Ramsay H M, Harden P N, Reece S, Smith A G, Jones P W, Strange R C, Fryer A A
Department of Dermatology, North Staffordshire Hospital, Stoke-on-Trent, Staffordshire, UK.
J Invest Dermatol. 2001 Aug;117(2):251-5. doi: 10.1046/j.0022-202x.2001.01357.x.
Non-melanoma skin cancer (NMSC) represents a significant cause of morbidity and mortality among renal transplant recipients, with tumors behaving more aggressively than those in nontransplant patients. Not all immunosuppressed patients develop NMSC, however, and in those that do, the rate of accrual and numbers of lesions vary considerably.

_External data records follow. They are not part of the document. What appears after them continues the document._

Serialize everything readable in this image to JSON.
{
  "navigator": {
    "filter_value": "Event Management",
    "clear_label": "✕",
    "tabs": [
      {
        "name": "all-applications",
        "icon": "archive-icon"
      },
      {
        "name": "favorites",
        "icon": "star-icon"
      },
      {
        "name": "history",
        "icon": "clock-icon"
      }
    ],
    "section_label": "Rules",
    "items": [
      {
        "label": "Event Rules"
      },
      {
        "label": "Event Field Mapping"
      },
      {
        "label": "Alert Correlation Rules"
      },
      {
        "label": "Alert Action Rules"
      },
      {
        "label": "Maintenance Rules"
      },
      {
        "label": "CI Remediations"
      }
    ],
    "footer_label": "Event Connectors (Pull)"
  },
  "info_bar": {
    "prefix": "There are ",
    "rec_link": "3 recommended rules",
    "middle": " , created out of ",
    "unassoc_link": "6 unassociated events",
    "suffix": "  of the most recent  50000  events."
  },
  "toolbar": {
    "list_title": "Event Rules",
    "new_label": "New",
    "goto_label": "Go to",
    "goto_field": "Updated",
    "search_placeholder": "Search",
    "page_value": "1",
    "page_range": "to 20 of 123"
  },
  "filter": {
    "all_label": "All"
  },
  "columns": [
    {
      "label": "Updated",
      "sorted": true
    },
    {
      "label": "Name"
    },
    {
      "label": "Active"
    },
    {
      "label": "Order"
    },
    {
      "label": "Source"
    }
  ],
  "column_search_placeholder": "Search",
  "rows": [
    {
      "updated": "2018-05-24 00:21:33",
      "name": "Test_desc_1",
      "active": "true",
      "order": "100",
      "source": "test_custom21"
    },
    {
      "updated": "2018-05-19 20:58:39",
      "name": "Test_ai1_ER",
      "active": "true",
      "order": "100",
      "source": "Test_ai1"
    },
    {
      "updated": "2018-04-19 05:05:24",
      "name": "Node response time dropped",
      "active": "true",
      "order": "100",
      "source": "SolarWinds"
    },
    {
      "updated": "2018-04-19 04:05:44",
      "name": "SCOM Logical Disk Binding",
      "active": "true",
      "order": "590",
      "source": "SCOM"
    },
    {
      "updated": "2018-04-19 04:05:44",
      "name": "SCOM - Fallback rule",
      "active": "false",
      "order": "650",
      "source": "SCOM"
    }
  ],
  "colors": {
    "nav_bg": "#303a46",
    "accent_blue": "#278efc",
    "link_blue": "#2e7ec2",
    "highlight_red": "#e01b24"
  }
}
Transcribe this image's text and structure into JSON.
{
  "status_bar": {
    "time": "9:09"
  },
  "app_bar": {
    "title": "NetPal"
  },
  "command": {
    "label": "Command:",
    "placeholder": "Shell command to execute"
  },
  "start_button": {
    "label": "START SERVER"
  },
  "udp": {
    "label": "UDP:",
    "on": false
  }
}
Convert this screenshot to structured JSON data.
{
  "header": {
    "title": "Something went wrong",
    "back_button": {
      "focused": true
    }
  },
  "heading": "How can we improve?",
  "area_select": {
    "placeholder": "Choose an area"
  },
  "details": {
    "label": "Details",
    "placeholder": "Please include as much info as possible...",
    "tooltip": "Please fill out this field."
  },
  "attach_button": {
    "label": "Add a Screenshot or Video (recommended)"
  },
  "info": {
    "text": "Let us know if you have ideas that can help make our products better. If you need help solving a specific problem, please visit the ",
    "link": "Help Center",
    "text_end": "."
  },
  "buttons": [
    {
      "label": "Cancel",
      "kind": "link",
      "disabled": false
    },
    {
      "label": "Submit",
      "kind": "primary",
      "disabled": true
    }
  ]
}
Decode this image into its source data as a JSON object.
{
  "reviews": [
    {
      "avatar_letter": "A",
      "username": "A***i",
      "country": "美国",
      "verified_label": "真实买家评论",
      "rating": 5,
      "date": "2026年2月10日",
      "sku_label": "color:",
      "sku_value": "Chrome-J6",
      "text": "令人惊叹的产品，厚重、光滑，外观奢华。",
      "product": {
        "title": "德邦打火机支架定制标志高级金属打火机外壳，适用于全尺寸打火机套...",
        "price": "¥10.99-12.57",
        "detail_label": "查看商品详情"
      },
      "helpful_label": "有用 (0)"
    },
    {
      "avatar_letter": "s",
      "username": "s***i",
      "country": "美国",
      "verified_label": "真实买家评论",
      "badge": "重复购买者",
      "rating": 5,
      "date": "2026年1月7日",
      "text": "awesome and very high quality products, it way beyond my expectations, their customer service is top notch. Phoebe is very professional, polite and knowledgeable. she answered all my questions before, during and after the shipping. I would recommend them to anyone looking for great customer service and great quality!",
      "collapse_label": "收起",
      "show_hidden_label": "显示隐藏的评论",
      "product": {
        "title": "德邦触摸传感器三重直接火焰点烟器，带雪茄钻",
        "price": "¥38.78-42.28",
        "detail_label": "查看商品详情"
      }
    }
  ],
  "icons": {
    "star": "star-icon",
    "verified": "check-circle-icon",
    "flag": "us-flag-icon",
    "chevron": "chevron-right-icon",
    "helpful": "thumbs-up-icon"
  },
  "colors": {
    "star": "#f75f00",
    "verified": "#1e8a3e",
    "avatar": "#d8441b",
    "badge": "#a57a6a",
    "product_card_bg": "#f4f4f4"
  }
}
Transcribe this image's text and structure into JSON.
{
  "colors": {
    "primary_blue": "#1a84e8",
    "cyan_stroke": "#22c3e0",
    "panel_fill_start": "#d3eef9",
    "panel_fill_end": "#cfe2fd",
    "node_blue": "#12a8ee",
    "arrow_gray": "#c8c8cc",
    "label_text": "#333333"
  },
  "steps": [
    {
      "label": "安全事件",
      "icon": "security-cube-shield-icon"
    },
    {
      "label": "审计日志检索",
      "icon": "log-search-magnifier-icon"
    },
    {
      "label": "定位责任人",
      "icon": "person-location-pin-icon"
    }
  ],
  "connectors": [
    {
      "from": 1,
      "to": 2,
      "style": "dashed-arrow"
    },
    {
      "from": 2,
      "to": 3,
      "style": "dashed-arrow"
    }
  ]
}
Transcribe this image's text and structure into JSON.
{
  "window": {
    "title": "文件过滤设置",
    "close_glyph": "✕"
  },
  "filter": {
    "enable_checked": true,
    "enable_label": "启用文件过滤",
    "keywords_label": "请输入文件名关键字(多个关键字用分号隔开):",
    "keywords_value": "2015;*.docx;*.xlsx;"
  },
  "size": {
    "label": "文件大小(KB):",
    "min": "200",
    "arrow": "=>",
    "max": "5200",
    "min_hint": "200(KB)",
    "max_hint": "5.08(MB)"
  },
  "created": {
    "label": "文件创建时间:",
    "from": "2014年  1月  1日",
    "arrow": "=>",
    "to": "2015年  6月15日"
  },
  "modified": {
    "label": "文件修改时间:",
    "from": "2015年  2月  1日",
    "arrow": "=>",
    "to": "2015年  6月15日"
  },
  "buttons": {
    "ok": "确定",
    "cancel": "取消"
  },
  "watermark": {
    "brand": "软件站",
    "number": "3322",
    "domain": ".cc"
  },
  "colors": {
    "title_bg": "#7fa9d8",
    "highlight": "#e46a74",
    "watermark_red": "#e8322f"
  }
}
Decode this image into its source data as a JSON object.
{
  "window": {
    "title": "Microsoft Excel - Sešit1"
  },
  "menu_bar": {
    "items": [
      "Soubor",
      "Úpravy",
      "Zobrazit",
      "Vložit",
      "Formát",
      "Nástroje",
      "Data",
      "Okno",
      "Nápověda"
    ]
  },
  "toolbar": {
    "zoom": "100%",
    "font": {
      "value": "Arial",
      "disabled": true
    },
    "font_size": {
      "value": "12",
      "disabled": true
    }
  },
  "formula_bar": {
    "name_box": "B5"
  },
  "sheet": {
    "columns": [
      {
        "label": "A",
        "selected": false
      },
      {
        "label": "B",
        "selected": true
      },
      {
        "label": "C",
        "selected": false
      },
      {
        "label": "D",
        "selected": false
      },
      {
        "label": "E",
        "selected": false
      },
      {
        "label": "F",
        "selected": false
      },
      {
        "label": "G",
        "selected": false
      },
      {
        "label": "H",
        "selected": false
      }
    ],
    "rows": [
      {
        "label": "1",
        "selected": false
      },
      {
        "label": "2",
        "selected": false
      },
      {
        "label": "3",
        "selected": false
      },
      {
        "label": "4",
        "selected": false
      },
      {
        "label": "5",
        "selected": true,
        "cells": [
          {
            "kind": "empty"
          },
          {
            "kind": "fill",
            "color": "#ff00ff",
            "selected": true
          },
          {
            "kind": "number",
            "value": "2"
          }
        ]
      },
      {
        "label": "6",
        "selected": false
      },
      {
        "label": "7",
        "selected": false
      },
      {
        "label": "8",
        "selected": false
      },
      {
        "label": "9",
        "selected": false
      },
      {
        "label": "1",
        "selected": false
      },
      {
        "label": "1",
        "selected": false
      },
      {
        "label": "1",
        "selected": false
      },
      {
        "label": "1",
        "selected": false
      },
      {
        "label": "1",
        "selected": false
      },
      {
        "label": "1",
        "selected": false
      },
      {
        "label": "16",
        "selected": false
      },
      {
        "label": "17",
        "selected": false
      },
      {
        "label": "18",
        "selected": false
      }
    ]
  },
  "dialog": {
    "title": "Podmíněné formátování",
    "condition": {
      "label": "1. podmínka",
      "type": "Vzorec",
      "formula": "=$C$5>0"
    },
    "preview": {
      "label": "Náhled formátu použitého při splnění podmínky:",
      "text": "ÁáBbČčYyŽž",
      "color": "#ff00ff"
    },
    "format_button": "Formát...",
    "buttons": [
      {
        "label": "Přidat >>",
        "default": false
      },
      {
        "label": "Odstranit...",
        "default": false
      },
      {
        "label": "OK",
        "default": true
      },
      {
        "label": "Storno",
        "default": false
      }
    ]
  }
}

Though ultraviolet light is critical, it is unlikely that this alone explains the observed phenotypic diversity, suggesting the possible involvement of genetic factors. Furthermore, although twin studies in nontransplant patients with NMSC suggest a low genetic component, several genes associated with susceptibility and outcome in these patients have been identified. Thus, having previously shown that polymorphism in members of the glutathione S-transferase (GST) supergene family is associated with altered NMSC risk in nontransplant patients, we examined allelism in GSTM1, GSTP1, GSTM3, and GSTT1 in 183 renal transplant recipients. GSTM1 null was associated with increased squamous cell carcinoma (SCC) risk (p = 0.042, OR = 3.1). This remained significant after correction for age, gender, and ultraviolet light exposure (p = 0.012, OR = 8.4) and was particularly strong in patients with higher ultraviolet light exposure (e.g., sunbathing score > 3, p = 0.003, OR = 11.5) and in smokers (p = 0.021, OR = 4.8). Analysis of the interaction between GSTM1 null and sunbathing score showed that the two factors were synergistic and individuals with both risk parameters demonstrated a shorter time from transplantation to development of the first SCC (p = 0.012, hazard ratio = 7.1). GSTP1*Ile homozygotes developed larger numbers of SCC (p = 0.002, rate ratio = 7.6), particularly those with lower ultraviolet light exposure and cigarette consumption. GSTM3 and GSTT1 also demonstrated significant associations, though some genotype frequencies were low. These preliminary data suggest that genetic factors mediating protection against oxidative stress are important in NMSC development in immunosuppressed patients and may be useful in identifying high-risk individuals.
非黑色素瘤皮肤癌(NMSC)是肾移植受者发病和死亡的重要原因,其肿瘤比非移植患者的肿瘤侵袭性更强。然而,并非所有免疫抑制患者都会发生NMSC,即便发病,其累积率和皮损数量也有很大差异。虽然紫外线至关重要,但仅靠它不太可能解释所观察到的表型多样性,这表明可能有遗传因素的参与。此外,尽管对患有NMSC的非移植患者的双胞胎研究表明遗传因素作用较小,但已确定了一些与这些患者易感性和预后相关的基因。因此,鉴于之前已表明谷胱甘肽S-转移酶(GST)超基因家族成员的多态性与非移植患者NMSC风险改变有关,我们检测了183名肾移植受者中GSTM1、GSTP1、GSTM3和GSTT1的等位基因情况。GSTM1基因缺失与鳞状细胞癌(SCC)风险增加相关(p = 0.042,比值比 = 3.1)。在对年龄、性别和紫外线暴露进行校正后,这一关联仍具有显著性(p = 0.012,比值比 = 8.4),在紫外线暴露较高的患者中(如日光浴评分> 3,p = 0.003,比值比 = 11.5)以及吸烟者中(p = 0.021,比值比 = 4.8)尤为明显。对GSTM1基因缺失与日光浴评分之间相互作用的分析表明,这两个因素具有协同作用,同时具有这两个风险参数的个体从移植到首次发生SCC 的时间更短(p = 0.012,风险比 = 7.1)。GSTP1*Ile纯合子发生的SCC数量更多(p = 0.002,率比 = 7.6),尤其是那些紫外线暴露较低且吸烟量较少的患者。GSTM3和GSTT1也显示出显著关联,不过一些基因型频率较低。这些初步数据表明,介导抗氧化应激保护作用 的遗传因素在免疫抑制患者NMSC的发生中很重要,可能有助于识别高危个体。